State broadband map shows tech and internet gap on the Hill
ALBANY COUNTY — For the first time, New York State has compiled municipality-level data on internet connectivity and presented it publicly in the form of a map, which confirms in numbers what many have already known through anecdote: the rural Hilltowns are behind both on internet and technology as are parts of the cities of Albany, Cohoes, and Watervliet.
According to the map, which was generated by the New York State Education Department, the New York State Library, Cornell University’s School of Industrial and Labor Relations, Community Tech NY, and the John R. Oishei Foundation, approximately 15 percent of the Hilltowns’ 4,264 households are without internet for one reason or another, whether it be lack of an internet subscription or lack of devices that are internet-capable.
About the same proportion of children under the age of 18 are without internet, the majority of whom lack broadband rather than devices.
The map also shows that income is a major predictor of connectivity, as the connection rate for each household-income category above $35,000 per year in annual income is higher than 80 percent while the rate for the $20,000-to-$35,000 category is 69.4 percent, and the rate for the $10,000-to-$20,000 category is 35.3 percent. However, for households with incomes below $10,000 annually, 66.4 percent have broadband.
About 13 percent of households in Albany County overall lack home-internet. Guilderland and New Scotland, both of which are in the Enterprise’s coverage area, each have connection rates of around 90 percent.
Among the Hilltowns, Rensselaerville is in the worst shape, with 9 percent of its total population lacking a computer at home and 16 percent lacking internet connection despite having a computer. Berne is next, with around 9 percent of its population without a computer and 10 percent without internet. In Westerlo, nine percent of residents don’t have a computer while 5 percent have no internet. In Knox, 2 percent of residents have no computer and more than 7 percent have no internet.
The data for this map comes from the United States Census Bureau, making it highly likely that the internet problem in the Hilltowns isn’t adequately captured, since many residents who technically have both a web-device and an internet connection suffer from slow speeds that make it difficult to take advantage of either of those things.
Last year, Westerlo adopted a new comprehensive plan that stated 61 percent of survey respondents either didn’t have internet access at home or were unhappy with their speeds. Berne-Knox-Westerlo Superintendent Timothy Mundell announced in 2020 that 30 percent of Berne-Knox-Westerlo’s student body had inadequate internet.
Westerlo applied (and is still in the running) for a $1.7 million broadband grant through Congressman Paul Tonko’s office, hoping to use that federal money to cover the high cost of installing cables throughout the town, something internet service providers won’t do themselves because the low population density means a poor return on investment.
Because the low population density and the difficult terrain of the Hilltowns mean lower broadband availability, many households rely instead on satellite internet connections.

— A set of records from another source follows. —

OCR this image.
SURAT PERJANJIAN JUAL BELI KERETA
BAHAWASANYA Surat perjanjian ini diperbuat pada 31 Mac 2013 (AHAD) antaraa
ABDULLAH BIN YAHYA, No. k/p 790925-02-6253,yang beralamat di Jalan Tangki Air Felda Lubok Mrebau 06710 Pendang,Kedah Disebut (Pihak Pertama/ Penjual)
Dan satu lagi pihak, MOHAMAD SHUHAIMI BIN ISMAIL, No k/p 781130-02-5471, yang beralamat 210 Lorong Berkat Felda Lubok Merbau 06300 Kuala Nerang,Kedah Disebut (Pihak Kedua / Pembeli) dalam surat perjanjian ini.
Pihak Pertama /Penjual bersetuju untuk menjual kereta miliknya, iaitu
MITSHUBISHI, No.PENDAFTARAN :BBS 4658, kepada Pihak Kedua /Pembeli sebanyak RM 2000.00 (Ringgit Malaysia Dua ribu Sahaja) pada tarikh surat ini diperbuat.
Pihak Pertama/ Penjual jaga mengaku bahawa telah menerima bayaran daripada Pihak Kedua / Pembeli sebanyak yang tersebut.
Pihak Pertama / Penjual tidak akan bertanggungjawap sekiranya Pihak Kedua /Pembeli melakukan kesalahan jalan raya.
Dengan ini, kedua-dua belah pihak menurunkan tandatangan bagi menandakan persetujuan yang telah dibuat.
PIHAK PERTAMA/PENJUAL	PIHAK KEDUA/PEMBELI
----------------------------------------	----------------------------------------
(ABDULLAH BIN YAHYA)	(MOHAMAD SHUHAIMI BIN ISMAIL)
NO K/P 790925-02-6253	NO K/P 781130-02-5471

According to the digital equity map, a little more than 14 percent of households use satellite, compared to less than 3 percent of households countywide.
One federal initiative invested $885 million in Elon Musk’s company SpaceX so that it could expand its own satellite internet service across the country, including to the Hilltowns, as part of a larger effort to incentivize internet service providers to close the connectivity gap.
It’s ambitious, money-pumping solutions like that and Westerlo’s grant application that Hudson Valley Wireless General Manager Jason Guzzo told The Enterprise two years ago would be key to solving the internet problem for rural communities.
But, he said, part of the problem securing federal funding is that connectivity is tracked at the census-block level, and census blocks — particularly in rural areas — can be large and irregularly shaped. As long as one household in a block has an internet connection, the whole block is considered served, and those areas are overlooked in favor of ones that are more obviously disconnected.
The COVID-19 pandemic has highlighted the importance of the internet in daily residential and work life, and in municipal reach. When local government meetings moved to a digital space, there was much concern in the Hilltowns about looping in residents who aren’t able to connect.
And it’s a self-perpetuating problem, since the only way to properly assess an area’s connectivity rate is to do so through surveys, like the one employed by the Westerlo Comprehensive Plan Committee, which are expensive when they must be conducted through non-digital means. Furthermore, Westerlo’s survey, which had to be filled out by hand and mailed back or dropped off, only had a response rate of 30 percent, representing 455 out of approximately 1,500 households in the town.
Although the state’s digital equity map is likely understating the severity of the internet issue on the Hill, it at least acts as a stepping stone for small towns that otherwise would have enormous difficulty even outlining the problem, let alone beginning to take the big steps necessary to solve it.